Southport hopes “Shadow” will deter speeders
It’s rare to hear of anyone who likes speed bumps — let alone asking to have them put in place — but that was the case at the Southport selectmen’s meeting on Wednesday, June 1.
Island residents Jon and Cindy Smith attended the meeting to ask the selectmen’s help with speeding traffic. “We’re impressed by how much traffic there is,” Cindy Smith told the board, “and we’d like to encourage them to slow down.” The concern is not only about passenger vehicles; Smith told selectmen that service vehicles are also driving too fast.
The Smiths asked the town to continue the practice started three years ago of placing speed bumps on Pratts Island Road, which has a 25 mph limit and 19 homes. Selectmen’s Chairman Gerry Gamage also noted that another dozen residences access the road, all of which raise concerns for the safety of children, bicyclists and those walking in the area.

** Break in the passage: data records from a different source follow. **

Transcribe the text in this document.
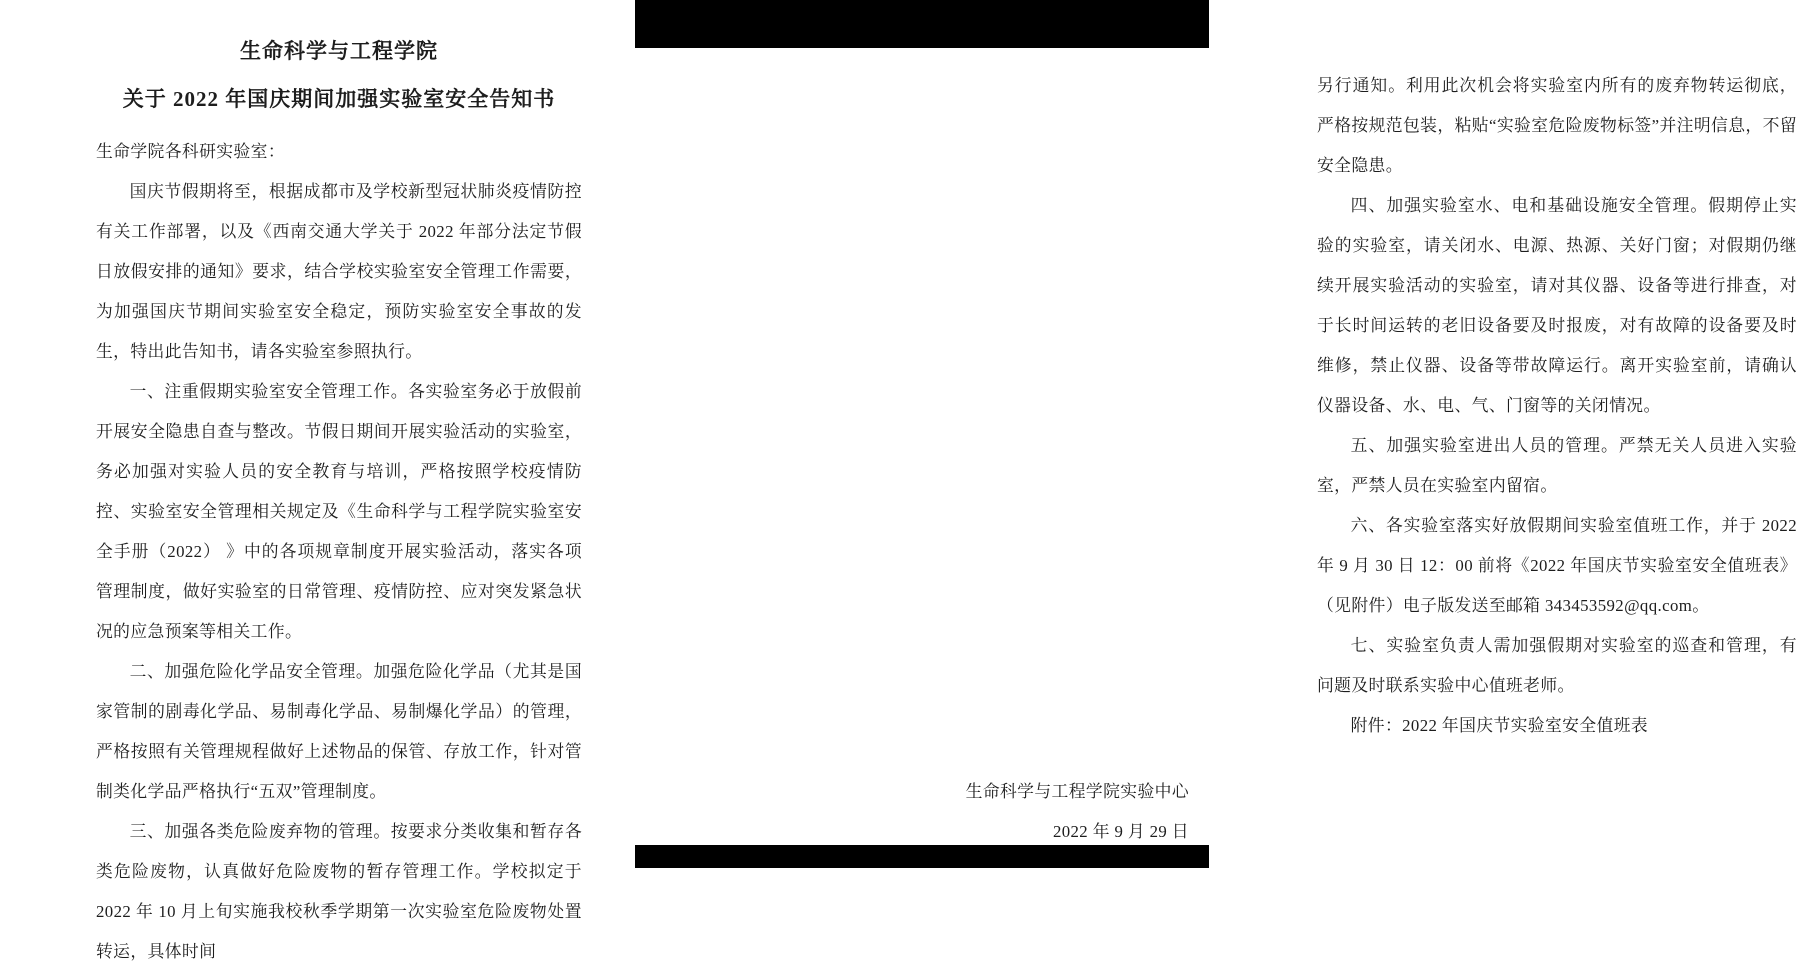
生命科学与工程学院
关于 2022 年国庆期间加强实验室安全告知书

生命学院各科研实验室：

国庆节假期将至，根据成都市及学校新型冠状肺炎疫情防控有关工作部署，以及《西南交通大学关于 2022 年部分法定节假日放假安排的通知》要求，结合学校实验室安全管理工作需要，为加强国庆节期间实验室安全稳定，预防实验室安全事故的发生，特出此告知书，请各实验室参照执行。

一、注重假期实验室安全管理工作。各实验室务必于放假前开展安全隐患自查与整改。节假日期间开展实验活动的实验室，务必加强对实验人员的安全教育与培训，严格按照学校疫情防控、实验室安全管理相关规定及《生命科学与工程学院实验室安全手册（2022） 》中的各项规章制度开展实验活动，落实各项管理制度，做好实验室的日常管理、疫情防控、应对突发紧急状况的应急预案等相关工作。

二、加强危险化学品安全管理。加强危险化学品（尤其是国家管制的剧毒化学品、易制毒化学品、易制爆化学品）的管理，严格按照有关管理规程做好上述物品的保管、存放工作，针对管制类化学品严格执行“五双”管理制度。

三、加强各类危险废弃物的管理。按要求分类收集和暂存各类危险废物，认真做好危险废物的暂存管理工作。学校拟定于 2022 年 10 月上旬实施我校秋季学期第一次实验室危险废物处置转运，具体时间

另行通知。利用此次机会将实验室内所有的废弃物转运彻底，严格按规范包装，粘贴“实验室危险废物标签”并注明信息，不留安全隐患。

四、加强实验室水、电和基础设施安全管理。假期停止实验的实验室，请关闭水、电源、热源、关好门窗；对假期仍继续开展实验活动的实验室，请对其仪器、设备等进行排查，对于长时间运转的老旧设备要及时报废，对有故障的设备要及时维修，禁止仪器、设备等带故障运行。离开实验室前，请确认仪器设备、水、电、气、门窗等的关闭情况。

五、加强实验室进出人员的管理。严禁无关人员进入实验室，严禁人员在实验室内留宿。

六、各实验室落实好放假期间实验室值班工作，并于 2022 年 9 月 30 日 12：00 前将《2022 年国庆节实验室安全值班表》（见附件）电子版发送至邮箱 343453592@qq.com。

七、实验室负责人需加强假期对实验室的巡查和管理，有问题及时联系实验中心值班老师。

附件：2022 年国庆节实验室安全值班表

生命科学与工程学院实验中心
2022 年 9 月 29 日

Enter “Shadow,” a wooden outline of a young girl painted black that has been spending the winter months in the town office. She is the work of island resident Eugene Huskins who created Shadow and her sister and two brothers. Gamage suggested the wooden signs and provided Huskins’ name to Nancy Prisk, who envisioned the safety initiative program last year. Huskins is known for creating wooden figures of dogs, cats and other animal figures which he sells at craft shows.
Donating his labor (“It was my pleasure,” he says) took about a week last summer and he produced the four silhouettes from materials provided by the safety initiative. The final products are made of MDO plywood, painted with exterior latex paint and attached to a three-foot steel stake. The concept came from the black silhouettes of children used on school zone signs in the 1960’s.
Shadow and her siblings have now started to appear on Southport’s roads as reminders to drivers to slow down. The signs will be moved as needed and as residents request.